Intel is still losing money. The company said its net loss widened to $4.28 billion, or 73 cents per share, from $887 million, or 19 cents a share a year earlier.
Intel has an unusual strategy when it comes to chips. As an integrated device manufacturer, Intel makes its own products while also manufacturing the silicon that powers them. Most chipmakers outsource the complex and costly manufacturing process to giant chip fabrication plants run by Taiwan Semiconductor Manufacturing Company.
Foundry revenue at Intel rose 16% from a year go to $5.4 billion, though much of its foundry business consists of making its own chips.
Intel’s Core Ultra Series 3 processor started selling in PCs in January, while its newest Xeon 6+ data center processors hit the market in March. Soon after, Google committed to using multiple generations of the Intel CPU to run AI workloads in its data centers.
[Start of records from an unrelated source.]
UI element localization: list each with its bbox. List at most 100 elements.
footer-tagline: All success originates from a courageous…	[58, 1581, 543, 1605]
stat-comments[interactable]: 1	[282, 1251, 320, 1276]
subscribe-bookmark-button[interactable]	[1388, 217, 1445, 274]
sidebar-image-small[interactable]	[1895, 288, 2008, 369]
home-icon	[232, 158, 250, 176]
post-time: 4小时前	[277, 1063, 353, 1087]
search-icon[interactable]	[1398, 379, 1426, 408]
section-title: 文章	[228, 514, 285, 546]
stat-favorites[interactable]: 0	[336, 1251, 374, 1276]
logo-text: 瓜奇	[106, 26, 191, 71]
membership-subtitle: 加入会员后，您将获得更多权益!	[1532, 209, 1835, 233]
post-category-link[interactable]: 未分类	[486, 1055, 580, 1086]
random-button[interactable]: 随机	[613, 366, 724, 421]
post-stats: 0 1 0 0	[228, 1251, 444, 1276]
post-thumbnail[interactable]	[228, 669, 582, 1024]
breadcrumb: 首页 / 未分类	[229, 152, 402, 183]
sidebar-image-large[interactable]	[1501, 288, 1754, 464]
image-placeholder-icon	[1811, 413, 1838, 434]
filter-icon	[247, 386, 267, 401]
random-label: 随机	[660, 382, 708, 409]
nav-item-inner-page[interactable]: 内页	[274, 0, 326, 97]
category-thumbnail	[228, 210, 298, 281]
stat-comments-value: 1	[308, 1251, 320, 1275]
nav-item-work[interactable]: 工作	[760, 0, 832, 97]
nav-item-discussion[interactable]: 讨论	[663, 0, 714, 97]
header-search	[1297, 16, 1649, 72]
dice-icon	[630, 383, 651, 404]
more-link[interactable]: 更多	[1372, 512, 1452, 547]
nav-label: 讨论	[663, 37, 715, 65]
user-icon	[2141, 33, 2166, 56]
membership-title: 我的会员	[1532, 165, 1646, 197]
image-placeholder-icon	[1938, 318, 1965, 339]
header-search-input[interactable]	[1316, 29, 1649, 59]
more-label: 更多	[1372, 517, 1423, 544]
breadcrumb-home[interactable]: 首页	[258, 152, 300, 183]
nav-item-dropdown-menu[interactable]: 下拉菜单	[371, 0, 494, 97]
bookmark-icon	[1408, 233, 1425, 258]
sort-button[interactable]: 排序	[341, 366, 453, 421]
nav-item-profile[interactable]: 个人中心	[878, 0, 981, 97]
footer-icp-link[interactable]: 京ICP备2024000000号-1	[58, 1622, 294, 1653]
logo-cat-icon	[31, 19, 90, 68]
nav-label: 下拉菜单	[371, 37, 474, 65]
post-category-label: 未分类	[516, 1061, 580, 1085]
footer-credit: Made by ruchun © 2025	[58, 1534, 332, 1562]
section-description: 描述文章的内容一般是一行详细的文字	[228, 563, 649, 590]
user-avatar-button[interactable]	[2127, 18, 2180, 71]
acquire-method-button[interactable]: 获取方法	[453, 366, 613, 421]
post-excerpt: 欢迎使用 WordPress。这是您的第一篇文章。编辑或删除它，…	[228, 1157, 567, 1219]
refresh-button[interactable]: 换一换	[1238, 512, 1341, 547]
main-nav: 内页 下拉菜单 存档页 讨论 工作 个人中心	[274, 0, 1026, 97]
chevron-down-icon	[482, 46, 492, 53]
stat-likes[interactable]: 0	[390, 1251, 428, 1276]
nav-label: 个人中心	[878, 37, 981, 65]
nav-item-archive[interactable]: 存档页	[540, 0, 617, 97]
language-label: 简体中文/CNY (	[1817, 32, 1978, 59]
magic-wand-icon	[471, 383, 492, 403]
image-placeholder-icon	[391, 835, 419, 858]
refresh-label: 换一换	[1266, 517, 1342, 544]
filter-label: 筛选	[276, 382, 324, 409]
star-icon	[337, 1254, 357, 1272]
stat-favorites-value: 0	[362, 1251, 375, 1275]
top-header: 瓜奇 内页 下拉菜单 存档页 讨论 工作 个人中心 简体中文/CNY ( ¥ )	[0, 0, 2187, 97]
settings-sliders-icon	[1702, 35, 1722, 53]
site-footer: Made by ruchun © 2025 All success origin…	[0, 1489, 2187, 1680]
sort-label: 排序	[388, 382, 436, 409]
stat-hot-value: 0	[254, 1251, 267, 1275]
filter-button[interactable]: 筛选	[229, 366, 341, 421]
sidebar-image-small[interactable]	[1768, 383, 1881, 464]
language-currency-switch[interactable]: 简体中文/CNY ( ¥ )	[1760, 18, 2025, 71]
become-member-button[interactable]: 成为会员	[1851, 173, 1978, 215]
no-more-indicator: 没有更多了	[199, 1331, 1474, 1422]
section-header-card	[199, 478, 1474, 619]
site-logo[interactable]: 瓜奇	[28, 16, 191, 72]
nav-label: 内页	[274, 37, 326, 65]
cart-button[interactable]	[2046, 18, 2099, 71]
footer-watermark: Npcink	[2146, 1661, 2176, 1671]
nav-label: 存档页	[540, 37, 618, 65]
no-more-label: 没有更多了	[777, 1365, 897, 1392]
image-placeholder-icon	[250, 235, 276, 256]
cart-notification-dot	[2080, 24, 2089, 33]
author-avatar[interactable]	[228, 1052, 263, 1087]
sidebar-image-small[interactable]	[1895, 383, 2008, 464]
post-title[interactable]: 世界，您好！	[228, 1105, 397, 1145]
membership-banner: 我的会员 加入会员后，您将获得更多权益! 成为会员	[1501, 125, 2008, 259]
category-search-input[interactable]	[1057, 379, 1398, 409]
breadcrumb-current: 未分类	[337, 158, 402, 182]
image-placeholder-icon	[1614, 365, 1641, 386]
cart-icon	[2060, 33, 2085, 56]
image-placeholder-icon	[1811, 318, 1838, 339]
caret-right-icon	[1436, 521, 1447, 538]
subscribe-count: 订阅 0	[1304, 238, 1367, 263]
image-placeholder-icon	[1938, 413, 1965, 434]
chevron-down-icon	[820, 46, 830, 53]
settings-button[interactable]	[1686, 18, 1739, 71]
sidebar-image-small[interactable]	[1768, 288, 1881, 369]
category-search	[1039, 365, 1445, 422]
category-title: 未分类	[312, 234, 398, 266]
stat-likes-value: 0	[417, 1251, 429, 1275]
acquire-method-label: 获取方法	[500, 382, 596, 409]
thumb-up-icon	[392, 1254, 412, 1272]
Intel’s latest PC and data center processors are made on 18A process node at a giant new fab in Arizona. For now, Intel remains the only major customer of its 18A chip fabs, despite it being technologically similar to TSMC’s 2-nanometer node.
The challenge will be convincing longtime TSMC customers to make the leap.
Intel is recovering from years of delays on previous nodes, and some 18A wafers have had defects, making for a lower number of usable chips per wafer, typically referred to as yield.
—CNBC’s Kristina Partsinevelos contributed to this report.